Does ChatGPT Answer Otolaryngology Questions Accurately?

Matthew Maksimoski; Anisha Rhea Noble; David F Smith

doi:10.1002/lary.31410

Does ChatGPT Answer Otolaryngology Questions Accurately?

Laryngoscope. 2024 Mar 28. doi: 10.1002/lary.31410. Online ahead of print.

Authors

Matthew Maksimoski^{1

2}, Anisha Rhea Noble^{1

2}, David F Smith^{1

2

3}

Affiliations

¹ Division of Pediatric Otolaryngology, Cincinnati Children's Hospital Medical Center, Cincinnati, Ohio, U.S.A.
² Department of Otolaryngology - Head and Neck Surgery, University of Cincinnati, 231 Albert Sabin Way, Cincinnati, USA.
³ Division of Sleep and Circadian Medicine, Cincinnati Children's Hospital Medical Center, Cincinnati, Ohio, U.S.A.

PMID: 38545679
DOI: 10.1002/lary.31410

Abstract

Objective: Investigate the accuracy of ChatGPT in the manner of medical questions related to otolaryngology.
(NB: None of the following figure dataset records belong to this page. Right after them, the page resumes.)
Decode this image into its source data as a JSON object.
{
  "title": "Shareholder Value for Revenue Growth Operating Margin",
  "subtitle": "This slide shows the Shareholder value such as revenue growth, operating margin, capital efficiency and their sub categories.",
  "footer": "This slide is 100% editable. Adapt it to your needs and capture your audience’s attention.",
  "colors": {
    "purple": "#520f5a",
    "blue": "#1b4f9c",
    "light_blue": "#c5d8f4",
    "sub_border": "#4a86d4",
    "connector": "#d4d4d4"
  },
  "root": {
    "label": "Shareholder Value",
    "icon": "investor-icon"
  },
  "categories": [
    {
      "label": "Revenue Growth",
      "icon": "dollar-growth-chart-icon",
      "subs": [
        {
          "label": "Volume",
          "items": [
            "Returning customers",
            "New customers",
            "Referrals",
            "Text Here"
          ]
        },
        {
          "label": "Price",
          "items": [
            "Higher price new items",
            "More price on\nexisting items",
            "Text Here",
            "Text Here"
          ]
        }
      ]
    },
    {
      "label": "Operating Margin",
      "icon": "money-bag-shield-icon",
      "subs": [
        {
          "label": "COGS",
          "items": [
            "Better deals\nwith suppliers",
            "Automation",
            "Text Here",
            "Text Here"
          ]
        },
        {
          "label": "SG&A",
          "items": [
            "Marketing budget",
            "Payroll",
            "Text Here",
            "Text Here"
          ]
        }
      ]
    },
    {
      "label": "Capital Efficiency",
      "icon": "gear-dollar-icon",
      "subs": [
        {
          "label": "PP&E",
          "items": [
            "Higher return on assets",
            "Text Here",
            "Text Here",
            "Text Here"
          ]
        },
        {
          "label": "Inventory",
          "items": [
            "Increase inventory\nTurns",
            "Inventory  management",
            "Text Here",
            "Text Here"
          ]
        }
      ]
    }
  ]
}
Methods: A ChatGPT session was opened within which 93 questions were asked related to otolaryngology topics. Questions were drawn from all major domains within otolaryngology and based upon key action statements (KAS) from clinical practice guidelines (CPGs). Twenty-one "patient-level" questions were also asked of the program. Answers were graded as either "correct," "partially correct," "incorrect," or "non-answer."

Results: Correct answers were given at a rate of 45.5% (71.4% correct in patient-level, 37.3% CPG); partially correct answers at 31.8% (28.6% patient-level, 32.8% CPG); incorrect at 21.6% (0% patient-level, 28.4% CPG); and 1.1% non-answers (% patient-level, 1.5% CPG). There was no difference in the rate of correct answers between CPGs published before or after the period of data collection cited by ChatGPT. CPG-based questions were less likely to be correct than patient-level questions (p = 0.003).

Conclusion: Publicly available artificial intelligence software has become increasingly popular with consumers for everything from story-telling to data collection. In this study, we examined the accuracy of ChatGPT responses to questions related to otolaryngology over 7 domains and 21 published CPGs. Physicians and patients should understand the limitations of this software as it applies to otolaryngology, and programmers in future iterations should consider giving greater weight to information published by well-established journals and written by national content experts.

Level of evidence: N/A Laryngoscope, 2024.

Keywords: computers; innovation; machine learning; patient advocacy.